Man hört ja oft in den Nachrichten das bestimmte Unternehmen Insolvenz angemeldet haben und das ist ja heute gar nichts Besonderes mehr.

Wenn es aber die Firma betrifft, in der man vielleicht arbeitet, dann sieht das sicher anders aus, dann zittert man wahrscheinlich um seinen Arbeitsplatz. Angstvolle und auch hoffnungsvolle Blicke werden den Insolvenzverwalter streifen. Denn jeder weiß, dass seine Worte für das Weitergehen oder Nicht Weitergehen des Unternehmens ausschlaggebend sind. Und der eigene Vorgesetzte vertraut natürlich diesen Insolvenzberater.

Ausbildung des Insolvenzberaters

In der Ruprecht – Karl Universität in Heidelberg bekommt man einen Masterstudiengang angeboten, mit dem man sich diese erforderlichen Kenntnisse aneignen kann. Das ist aber derzeit der einzige Masterlehrgang, der angeboten wird.

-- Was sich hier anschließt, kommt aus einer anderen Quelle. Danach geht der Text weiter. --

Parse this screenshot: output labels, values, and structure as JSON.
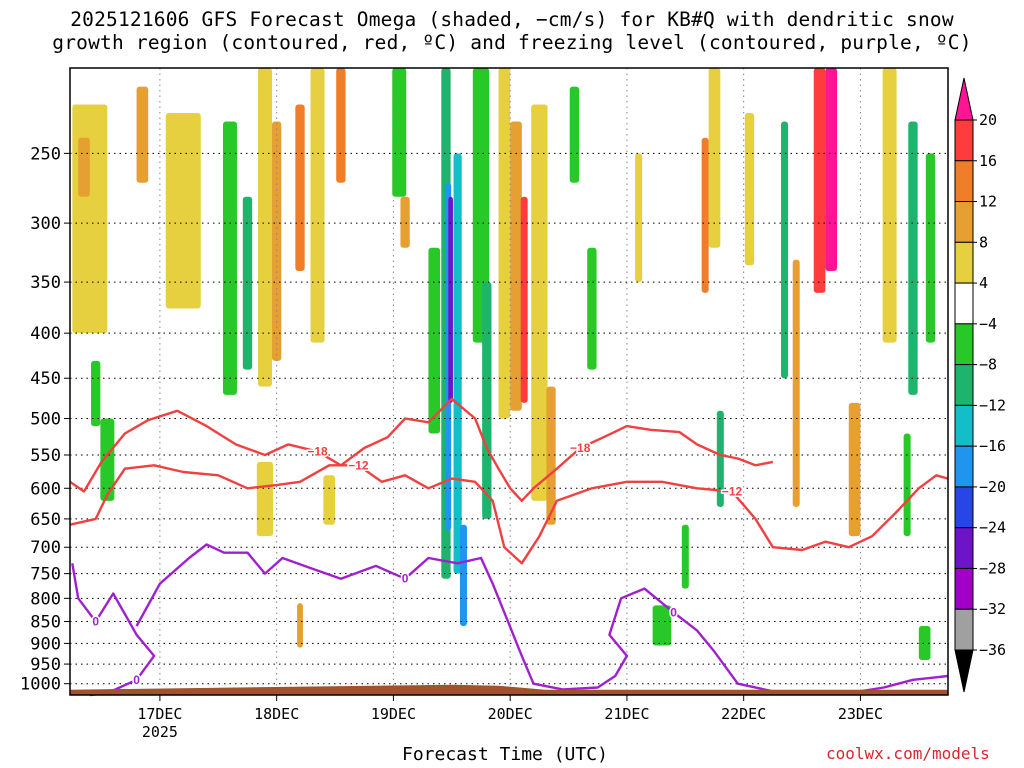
{
  "title_lines": [
    "2025121606 GFS Forecast Omega (shaded, −cm/s) for KB#Q with dendritic snow",
    "growth region (contoured, red, ºC) and freezing level (contoured, purple, ºC)"
  ],
  "watermark": "coolwx.com/models",
  "chart_data": {
    "type": "heatmap",
    "title": "2025121606 GFS Forecast Omega (shaded, −cm/s) for KB#Q with dendritic snow growth region (contoured, red, ºC) and freezing level (contoured, purple, ºC)",
    "xlabel": "Forecast Time (UTC)",
    "ylabel": "",
    "x_ticks": [
      {
        "label": "17DEC",
        "sub": "2025",
        "day": 1
      },
      {
        "label": "18DEC",
        "sub": "",
        "day": 2
      },
      {
        "label": "19DEC",
        "sub": "",
        "day": 3
      },
      {
        "label": "20DEC",
        "sub": "",
        "day": 4
      },
      {
        "label": "21DEC",
        "sub": "",
        "day": 5
      },
      {
        "label": "22DEC",
        "sub": "",
        "day": 6
      },
      {
        "label": "23DEC",
        "sub": "",
        "day": 7
      }
    ],
    "xlim_days": [
      0.23,
      7.75
    ],
    "y_ticks": [
      250,
      300,
      350,
      400,
      450,
      500,
      550,
      600,
      650,
      700,
      750,
      800,
      850,
      900,
      950,
      1000
    ],
    "ylim_hpa": [
      1030,
      200
    ],
    "y_scale": "log-pressure",
    "grid": true,
    "colorbar": {
      "labels": [
        "20",
        "16",
        "12",
        "8",
        "4",
        "−4",
        "−8",
        "−12",
        "−16",
        "−20",
        "−24",
        "−28",
        "−32",
        "−36"
      ],
      "colors": [
        "#ff1493",
        "#ff3c3c",
        "#f07d28",
        "#e6a032",
        "#e6d040",
        "#ffffff",
        "#28c828",
        "#1eb46e",
        "#14bec8",
        "#1e96f0",
        "#2846e6",
        "#6e14c8",
        "#a000c8",
        "#a0a0a0",
        "#000000"
      ]
    },
    "omega_cells": [
      {
        "d": 0.4,
        "p": 310,
        "w": 0.3,
        "h": 180,
        "v": 5
      },
      {
        "d": 0.35,
        "p": 260,
        "w": 0.1,
        "h": 40,
        "v": 9
      },
      {
        "d": 0.45,
        "p": 470,
        "w": 0.08,
        "h": 80,
        "v": -6
      },
      {
        "d": 0.55,
        "p": 560,
        "w": 0.12,
        "h": 120,
        "v": -6
      },
      {
        "d": 0.85,
        "p": 240,
        "w": 0.1,
        "h": 60,
        "v": 9
      },
      {
        "d": 1.2,
        "p": 300,
        "w": 0.3,
        "h": 150,
        "v": 5
      },
      {
        "d": 1.6,
        "p": 350,
        "w": 0.12,
        "h": 240,
        "v": -6
      },
      {
        "d": 1.75,
        "p": 360,
        "w": 0.08,
        "h": 160,
        "v": -11
      },
      {
        "d": 1.9,
        "p": 310,
        "w": 0.12,
        "h": 300,
        "v": 5
      },
      {
        "d": 2.0,
        "p": 330,
        "w": 0.08,
        "h": 200,
        "v": 9
      },
      {
        "d": 2.2,
        "p": 280,
        "w": 0.08,
        "h": 120,
        "v": 13
      },
      {
        "d": 2.35,
        "p": 300,
        "w": 0.12,
        "h": 220,
        "v": 5
      },
      {
        "d": 2.55,
        "p": 230,
        "w": 0.08,
        "h": 80,
        "v": 13
      },
      {
        "d": 2.45,
        "p": 620,
        "w": 0.1,
        "h": 80,
        "v": 5
      },
      {
        "d": 1.9,
        "p": 620,
        "w": 0.14,
        "h": 120,
        "v": 5
      },
      {
        "d": 2.2,
        "p": 860,
        "w": 0.05,
        "h": 100,
        "v": 9
      },
      {
        "d": 3.05,
        "p": 240,
        "w": 0.12,
        "h": 80,
        "v": -6
      },
      {
        "d": 3.1,
        "p": 300,
        "w": 0.08,
        "h": 40,
        "v": 9
      },
      {
        "d": 3.35,
        "p": 420,
        "w": 0.1,
        "h": 200,
        "v": -6
      },
      {
        "d": 3.45,
        "p": 480,
        "w": 0.08,
        "h": 560,
        "v": -11
      },
      {
        "d": 3.47,
        "p": 470,
        "w": 0.05,
        "h": 400,
        "v": -19
      },
      {
        "d": 3.49,
        "p": 380,
        "w": 0.04,
        "h": 200,
        "v": -27
      },
      {
        "d": 3.55,
        "p": 500,
        "w": 0.07,
        "h": 500,
        "v": -15
      },
      {
        "d": 3.6,
        "p": 760,
        "w": 0.06,
        "h": 200,
        "v": -19
      },
      {
        "d": 3.75,
        "p": 300,
        "w": 0.14,
        "h": 220,
        "v": -6
      },
      {
        "d": 3.8,
        "p": 500,
        "w": 0.08,
        "h": 300,
        "v": -11
      },
      {
        "d": 3.95,
        "p": 350,
        "w": 0.1,
        "h": 300,
        "v": 5
      },
      {
        "d": 4.05,
        "p": 360,
        "w": 0.1,
        "h": 260,
        "v": 9
      },
      {
        "d": 4.12,
        "p": 380,
        "w": 0.06,
        "h": 200,
        "v": 19
      },
      {
        "d": 4.25,
        "p": 420,
        "w": 0.14,
        "h": 400,
        "v": 5
      },
      {
        "d": 4.35,
        "p": 560,
        "w": 0.08,
        "h": 200,
        "v": 9
      },
      {
        "d": 4.55,
        "p": 240,
        "w": 0.08,
        "h": 60,
        "v": -6
      },
      {
        "d": 4.7,
        "p": 380,
        "w": 0.08,
        "h": 120,
        "v": -6
      },
      {
        "d": 5.1,
        "p": 300,
        "w": 0.06,
        "h": 100,
        "v": 5
      },
      {
        "d": 5.3,
        "p": 860,
        "w": 0.16,
        "h": 90,
        "v": -6
      },
      {
        "d": 5.5,
        "p": 720,
        "w": 0.06,
        "h": 120,
        "v": -6
      },
      {
        "d": 5.75,
        "p": 260,
        "w": 0.1,
        "h": 120,
        "v": 5
      },
      {
        "d": 5.67,
        "p": 300,
        "w": 0.06,
        "h": 120,
        "v": 13
      },
      {
        "d": 5.8,
        "p": 560,
        "w": 0.06,
        "h": 140,
        "v": -11
      },
      {
        "d": 6.05,
        "p": 280,
        "w": 0.08,
        "h": 110,
        "v": 5
      },
      {
        "d": 6.35,
        "p": 340,
        "w": 0.06,
        "h": 220,
        "v": -11
      },
      {
        "d": 6.45,
        "p": 480,
        "w": 0.06,
        "h": 300,
        "v": 9
      },
      {
        "d": 6.65,
        "p": 270,
        "w": 0.1,
        "h": 180,
        "v": 19
      },
      {
        "d": 6.75,
        "p": 260,
        "w": 0.1,
        "h": 160,
        "v": 21
      },
      {
        "d": 6.95,
        "p": 580,
        "w": 0.1,
        "h": 200,
        "v": 9
      },
      {
        "d": 7.25,
        "p": 300,
        "w": 0.12,
        "h": 220,
        "v": 5
      },
      {
        "d": 7.45,
        "p": 350,
        "w": 0.08,
        "h": 240,
        "v": -11
      },
      {
        "d": 7.6,
        "p": 330,
        "w": 0.08,
        "h": 160,
        "v": -6
      },
      {
        "d": 7.4,
        "p": 600,
        "w": 0.06,
        "h": 160,
        "v": -6
      },
      {
        "d": 7.55,
        "p": 900,
        "w": 0.1,
        "h": 80,
        "v": -6
      }
    ],
    "series": [
      {
        "name": "−18",
        "color": "#f04040",
        "points": [
          [
            0.23,
            590
          ],
          [
            0.35,
            605
          ],
          [
            0.5,
            560
          ],
          [
            0.7,
            520
          ],
          [
            0.9,
            502
          ],
          [
            1.15,
            490
          ],
          [
            1.4,
            510
          ],
          [
            1.65,
            535
          ],
          [
            1.9,
            550
          ],
          [
            2.1,
            535
          ],
          [
            2.35,
            545
          ],
          [
            2.55,
            565
          ],
          [
            2.75,
            540
          ],
          [
            2.95,
            525
          ],
          [
            3.1,
            500
          ],
          [
            3.3,
            505
          ],
          [
            3.5,
            475
          ],
          [
            3.7,
            500
          ],
          [
            3.8,
            540
          ],
          [
            3.9,
            570
          ],
          [
            4.0,
            600
          ],
          [
            4.1,
            620
          ],
          [
            4.2,
            600
          ],
          [
            4.4,
            570
          ],
          [
            4.6,
            540
          ],
          [
            4.8,
            525
          ],
          [
            5.0,
            510
          ],
          [
            5.2,
            515
          ],
          [
            5.45,
            518
          ],
          [
            5.6,
            535
          ],
          [
            5.8,
            550
          ],
          [
            5.95,
            555
          ],
          [
            6.1,
            565
          ],
          [
            6.25,
            560
          ]
        ]
      },
      {
        "name": "−12",
        "color": "#f04040",
        "points": [
          [
            0.23,
            660
          ],
          [
            0.45,
            650
          ],
          [
            0.55,
            610
          ],
          [
            0.7,
            570
          ],
          [
            0.95,
            565
          ],
          [
            1.2,
            575
          ],
          [
            1.5,
            580
          ],
          [
            1.75,
            600
          ],
          [
            2.0,
            595
          ],
          [
            2.2,
            590
          ],
          [
            2.45,
            565
          ],
          [
            2.7,
            565
          ],
          [
            2.9,
            590
          ],
          [
            3.1,
            580
          ],
          [
            3.3,
            600
          ],
          [
            3.5,
            585
          ],
          [
            3.7,
            590
          ],
          [
            3.85,
            620
          ],
          [
            3.95,
            700
          ],
          [
            4.1,
            730
          ],
          [
            4.25,
            680
          ],
          [
            4.4,
            620
          ],
          [
            4.7,
            600
          ],
          [
            5.0,
            590
          ],
          [
            5.3,
            590
          ],
          [
            5.6,
            600
          ],
          [
            5.9,
            605
          ],
          [
            6.1,
            650
          ],
          [
            6.25,
            700
          ],
          [
            6.5,
            705
          ],
          [
            6.7,
            690
          ],
          [
            6.9,
            700
          ],
          [
            7.1,
            680
          ],
          [
            7.3,
            640
          ],
          [
            7.5,
            600
          ],
          [
            7.65,
            580
          ],
          [
            7.75,
            585
          ]
        ]
      },
      {
        "name": "0",
        "color": "#a020d0",
        "points": [
          [
            0.25,
            730
          ],
          [
            0.3,
            800
          ],
          [
            0.45,
            850
          ],
          [
            0.6,
            790
          ],
          [
            0.8,
            880
          ],
          [
            0.95,
            930
          ],
          [
            0.8,
            990
          ],
          [
            0.55,
            1025
          ],
          [
            0.4,
            1030
          ]
        ]
      },
      {
        "name": "0",
        "color": "#a020d0",
        "points": [
          [
            0.8,
            860
          ],
          [
            1.0,
            770
          ],
          [
            1.25,
            720
          ],
          [
            1.4,
            695
          ],
          [
            1.55,
            710
          ],
          [
            1.75,
            710
          ],
          [
            1.9,
            750
          ],
          [
            2.05,
            720
          ],
          [
            2.3,
            740
          ],
          [
            2.55,
            760
          ],
          [
            2.85,
            735
          ],
          [
            3.1,
            760
          ],
          [
            3.3,
            720
          ],
          [
            3.55,
            730
          ],
          [
            3.75,
            720
          ],
          [
            3.85,
            770
          ],
          [
            3.95,
            830
          ],
          [
            4.1,
            930
          ],
          [
            4.2,
            1000
          ],
          [
            4.45,
            1015
          ],
          [
            4.75,
            1010
          ],
          [
            4.9,
            980
          ],
          [
            5.0,
            930
          ],
          [
            4.85,
            880
          ],
          [
            4.95,
            800
          ],
          [
            5.15,
            780
          ],
          [
            5.4,
            830
          ],
          [
            5.6,
            870
          ],
          [
            5.75,
            920
          ],
          [
            5.95,
            1000
          ],
          [
            6.25,
            1020
          ],
          [
            6.5,
            1025
          ],
          [
            6.9,
            1025
          ],
          [
            7.2,
            1010
          ],
          [
            7.45,
            990
          ],
          [
            7.6,
            985
          ],
          [
            7.75,
            980
          ]
        ]
      }
    ]
  }
}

Sonst kann es genügen auch zu folgenden Kriterien, der Abschluss eines Abiturs, und dann ein Jurastudium zu belegen für Rechtswissenschaft. Wichtig ist auch bei dem Studium genügend Kenntnisse im Insolvenzrecht zu sammeln. Natürlich ist bei der Ausbildung Fleiß sehr wichtig, denn in den Kanzleien werden den Benotungen großes Augenmerk geschenkt. Und erfahrungsgemäß haben natürlich die mit den guten Noten die größeren Chancen eine Anstellung zu bekommen.

Hauptsache das Studium geschafft

Mit dem erworbenen Abschluss kann erstmal eine eigene Kanzlei für Wirtschaftsrecht gegründet werden. Meistens wird hier einmal kräftig Erfahrung gesammelt, hier wächst man langsam in die Wirtschaftsbereiche hinein. Um die Dienste eines Insolvenzverwalters anbieten zu können, braucht man von der der Staatsanwaltschaft die Beglaubigung dazu. Mit dieser steht dann einer Tätigkeit als Insolvenzberater nichts mehr im Weg und das gesammelte Wissen darf den Kunden zur Verfügung gestellt werden.

Ein Insolvenzverwalter muss immer die Termine für Anträge und Abgabefristen im Auge behalten. Bei einer Verabsäumung würde der Antrag die Gültigkeit verlieren.